At the same time, Republicans noted that questions about the Bidens’ dealings in Ukraine were not limited to conservative sources. In 2014 Hunter Biden was hired to serve on the board of Burisma Holdings, a Ukrainian oil and natural gas company. At the time, his father was overseeing policy on Ukraine for President Barack Obama’s administration. This arrangement raised eyebrows in the State Department. Hunter had no experience in the energy field and never visited the country on company business during his tenure on the board. (Board meetings were held outside Ukraine.) Nonetheless, he was paid $50,000 a month, for a total of more than $3 million. During Hunter’s time on the board, the Ukrainian government was investigating Burisma’s owner for tax violations and money laundering. In December 2015, vice president Biden joined other Western nations in pressuring the Ukrainians to fire Shokin, the lead investigator. Reformers and Western diplomats considered Shokin to be corrupt and had been calling for his removal for months. The vice president threatened to withhold US loan guarantees if Shokin were not removed. Republicans likened this action to the actions of President Trump in his dealings with Ukraine.

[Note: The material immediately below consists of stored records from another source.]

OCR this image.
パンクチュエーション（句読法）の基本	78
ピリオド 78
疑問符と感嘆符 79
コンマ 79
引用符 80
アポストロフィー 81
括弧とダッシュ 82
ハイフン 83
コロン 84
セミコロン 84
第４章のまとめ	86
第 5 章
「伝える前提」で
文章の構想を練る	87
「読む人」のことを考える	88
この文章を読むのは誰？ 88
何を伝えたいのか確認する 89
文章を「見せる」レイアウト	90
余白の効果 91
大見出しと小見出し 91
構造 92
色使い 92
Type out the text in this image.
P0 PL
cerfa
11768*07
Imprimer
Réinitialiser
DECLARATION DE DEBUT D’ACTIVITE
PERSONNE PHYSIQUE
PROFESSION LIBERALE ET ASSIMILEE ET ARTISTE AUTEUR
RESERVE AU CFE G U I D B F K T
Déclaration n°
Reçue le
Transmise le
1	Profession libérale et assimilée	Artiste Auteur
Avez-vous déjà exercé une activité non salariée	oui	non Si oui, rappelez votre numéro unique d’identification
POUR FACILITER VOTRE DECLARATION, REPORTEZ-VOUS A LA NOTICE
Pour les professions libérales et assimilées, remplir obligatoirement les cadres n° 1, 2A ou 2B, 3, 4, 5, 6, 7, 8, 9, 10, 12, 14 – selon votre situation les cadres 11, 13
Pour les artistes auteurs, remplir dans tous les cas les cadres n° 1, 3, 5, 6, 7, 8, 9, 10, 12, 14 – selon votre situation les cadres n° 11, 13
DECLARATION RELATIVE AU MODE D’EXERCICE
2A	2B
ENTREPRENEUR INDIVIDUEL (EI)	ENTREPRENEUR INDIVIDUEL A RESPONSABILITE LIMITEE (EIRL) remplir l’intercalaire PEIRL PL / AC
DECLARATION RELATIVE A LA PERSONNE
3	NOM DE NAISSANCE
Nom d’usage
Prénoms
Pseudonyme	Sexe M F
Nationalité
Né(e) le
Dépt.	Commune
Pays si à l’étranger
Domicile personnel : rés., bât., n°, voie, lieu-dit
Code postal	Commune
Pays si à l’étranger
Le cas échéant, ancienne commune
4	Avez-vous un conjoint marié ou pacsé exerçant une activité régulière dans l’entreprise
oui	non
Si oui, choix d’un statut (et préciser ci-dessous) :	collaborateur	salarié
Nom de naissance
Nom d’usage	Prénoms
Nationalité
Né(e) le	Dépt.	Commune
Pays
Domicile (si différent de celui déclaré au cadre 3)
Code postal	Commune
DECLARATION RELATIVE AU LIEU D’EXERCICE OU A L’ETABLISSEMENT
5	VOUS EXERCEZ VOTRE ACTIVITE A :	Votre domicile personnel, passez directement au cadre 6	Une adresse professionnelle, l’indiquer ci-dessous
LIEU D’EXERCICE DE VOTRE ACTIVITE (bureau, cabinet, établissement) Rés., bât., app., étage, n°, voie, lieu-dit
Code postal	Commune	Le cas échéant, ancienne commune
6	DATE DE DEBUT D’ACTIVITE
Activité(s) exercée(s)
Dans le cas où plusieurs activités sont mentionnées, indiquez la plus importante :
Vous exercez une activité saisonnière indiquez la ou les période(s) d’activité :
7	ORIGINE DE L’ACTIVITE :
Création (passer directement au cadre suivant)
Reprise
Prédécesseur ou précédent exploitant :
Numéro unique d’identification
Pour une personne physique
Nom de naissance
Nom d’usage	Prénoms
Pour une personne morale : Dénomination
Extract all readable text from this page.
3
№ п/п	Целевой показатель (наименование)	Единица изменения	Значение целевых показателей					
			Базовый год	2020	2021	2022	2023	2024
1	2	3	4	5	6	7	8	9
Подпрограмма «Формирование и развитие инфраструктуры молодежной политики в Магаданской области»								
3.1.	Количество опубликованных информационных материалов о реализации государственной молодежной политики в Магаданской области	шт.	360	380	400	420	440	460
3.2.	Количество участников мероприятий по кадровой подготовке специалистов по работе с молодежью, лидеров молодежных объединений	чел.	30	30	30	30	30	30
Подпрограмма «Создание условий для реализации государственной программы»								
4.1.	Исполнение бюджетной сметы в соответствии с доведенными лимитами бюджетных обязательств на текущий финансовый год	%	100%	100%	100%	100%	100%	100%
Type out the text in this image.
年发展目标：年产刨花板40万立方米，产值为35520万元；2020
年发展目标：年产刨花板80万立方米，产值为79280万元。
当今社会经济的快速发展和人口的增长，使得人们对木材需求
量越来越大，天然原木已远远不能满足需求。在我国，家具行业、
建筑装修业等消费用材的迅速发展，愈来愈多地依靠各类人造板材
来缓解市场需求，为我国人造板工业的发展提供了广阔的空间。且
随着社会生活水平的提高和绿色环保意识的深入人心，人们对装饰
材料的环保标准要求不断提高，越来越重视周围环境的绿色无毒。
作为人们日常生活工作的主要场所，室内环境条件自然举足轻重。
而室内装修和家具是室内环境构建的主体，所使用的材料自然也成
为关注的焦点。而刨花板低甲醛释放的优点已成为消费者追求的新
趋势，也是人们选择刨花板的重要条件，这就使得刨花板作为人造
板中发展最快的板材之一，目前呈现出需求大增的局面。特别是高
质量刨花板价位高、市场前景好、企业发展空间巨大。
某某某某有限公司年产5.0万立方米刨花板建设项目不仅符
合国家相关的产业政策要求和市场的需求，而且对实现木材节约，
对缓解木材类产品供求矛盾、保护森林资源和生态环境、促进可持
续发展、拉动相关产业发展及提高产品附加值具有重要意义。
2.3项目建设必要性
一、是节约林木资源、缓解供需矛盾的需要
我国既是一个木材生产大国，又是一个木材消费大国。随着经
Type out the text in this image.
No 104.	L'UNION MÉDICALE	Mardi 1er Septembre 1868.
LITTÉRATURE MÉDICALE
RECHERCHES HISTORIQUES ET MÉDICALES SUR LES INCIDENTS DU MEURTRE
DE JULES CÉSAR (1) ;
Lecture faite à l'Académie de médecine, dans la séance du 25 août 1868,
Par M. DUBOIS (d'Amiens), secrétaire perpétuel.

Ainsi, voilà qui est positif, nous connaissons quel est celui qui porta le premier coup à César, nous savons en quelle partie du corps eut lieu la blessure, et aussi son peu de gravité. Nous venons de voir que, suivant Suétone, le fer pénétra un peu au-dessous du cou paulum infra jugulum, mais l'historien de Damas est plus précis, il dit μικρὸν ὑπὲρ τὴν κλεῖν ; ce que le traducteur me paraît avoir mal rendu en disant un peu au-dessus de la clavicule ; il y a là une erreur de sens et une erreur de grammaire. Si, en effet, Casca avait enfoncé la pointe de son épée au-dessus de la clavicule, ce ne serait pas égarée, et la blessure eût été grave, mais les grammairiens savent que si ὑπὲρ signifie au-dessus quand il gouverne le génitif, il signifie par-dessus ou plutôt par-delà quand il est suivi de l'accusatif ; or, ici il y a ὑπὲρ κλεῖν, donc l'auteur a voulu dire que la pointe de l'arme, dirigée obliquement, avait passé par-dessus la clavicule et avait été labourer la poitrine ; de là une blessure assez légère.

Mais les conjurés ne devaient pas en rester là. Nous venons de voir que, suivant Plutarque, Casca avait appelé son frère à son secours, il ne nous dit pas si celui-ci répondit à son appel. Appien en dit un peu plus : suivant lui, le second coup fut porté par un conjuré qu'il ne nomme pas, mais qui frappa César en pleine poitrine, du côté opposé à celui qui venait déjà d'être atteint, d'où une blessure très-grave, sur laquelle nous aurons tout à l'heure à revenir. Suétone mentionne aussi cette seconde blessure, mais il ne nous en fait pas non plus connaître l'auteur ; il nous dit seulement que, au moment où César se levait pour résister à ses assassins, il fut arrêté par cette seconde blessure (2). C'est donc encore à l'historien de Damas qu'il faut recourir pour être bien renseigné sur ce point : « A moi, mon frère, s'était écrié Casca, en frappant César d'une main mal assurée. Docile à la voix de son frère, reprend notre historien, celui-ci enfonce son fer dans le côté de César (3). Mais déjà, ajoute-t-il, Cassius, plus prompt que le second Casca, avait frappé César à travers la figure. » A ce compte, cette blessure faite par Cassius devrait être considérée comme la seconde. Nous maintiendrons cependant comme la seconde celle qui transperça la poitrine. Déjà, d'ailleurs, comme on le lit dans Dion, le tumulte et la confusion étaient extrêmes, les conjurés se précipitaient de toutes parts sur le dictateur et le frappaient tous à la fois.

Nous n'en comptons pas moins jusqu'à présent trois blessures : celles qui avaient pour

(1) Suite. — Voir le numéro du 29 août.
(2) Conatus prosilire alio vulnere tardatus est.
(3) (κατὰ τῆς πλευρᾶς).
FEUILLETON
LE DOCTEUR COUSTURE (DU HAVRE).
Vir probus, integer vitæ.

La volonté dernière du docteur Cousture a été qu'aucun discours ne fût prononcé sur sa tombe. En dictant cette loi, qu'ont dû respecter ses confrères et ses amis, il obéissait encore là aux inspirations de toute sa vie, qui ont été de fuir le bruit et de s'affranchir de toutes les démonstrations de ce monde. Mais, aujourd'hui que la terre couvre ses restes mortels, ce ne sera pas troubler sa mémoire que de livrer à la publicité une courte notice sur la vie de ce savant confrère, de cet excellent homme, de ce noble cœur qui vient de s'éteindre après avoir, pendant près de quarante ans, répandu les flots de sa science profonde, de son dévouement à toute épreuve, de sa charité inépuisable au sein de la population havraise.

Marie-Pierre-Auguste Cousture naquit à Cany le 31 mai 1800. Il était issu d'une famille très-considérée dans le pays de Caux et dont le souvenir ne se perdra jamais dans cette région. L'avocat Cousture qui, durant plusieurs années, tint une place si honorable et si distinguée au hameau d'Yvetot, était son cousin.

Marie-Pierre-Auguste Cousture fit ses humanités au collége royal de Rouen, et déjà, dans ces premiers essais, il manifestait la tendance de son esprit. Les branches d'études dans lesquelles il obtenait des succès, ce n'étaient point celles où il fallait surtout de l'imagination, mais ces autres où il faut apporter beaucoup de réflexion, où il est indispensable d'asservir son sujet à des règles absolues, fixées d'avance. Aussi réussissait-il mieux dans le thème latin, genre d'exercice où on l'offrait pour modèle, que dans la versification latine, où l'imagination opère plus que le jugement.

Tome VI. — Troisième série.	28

The Trump-Ukraine controversy brought Hunter Biden into the media spotlight. During a September 2019 interview with ABC News, Biden said he only had one brief talk with his father about Ukraine. He recalled that his father told him, “I hope you know what you’re doing.”

Raising More Questions

Despite the attention directed at the Bidens, it was the explosive whistleblower revelation that roiled Washington. Rather than easing pressure on the Trump White House, the release of the details of the conversation between Trump and Zelensky only raised more questions. On October 4, House Democrats began to issue subpoenas to White House officials, other administration figures, and Trump associates, including Giuliani. The impeachment inquiry was beginning to pick up speed.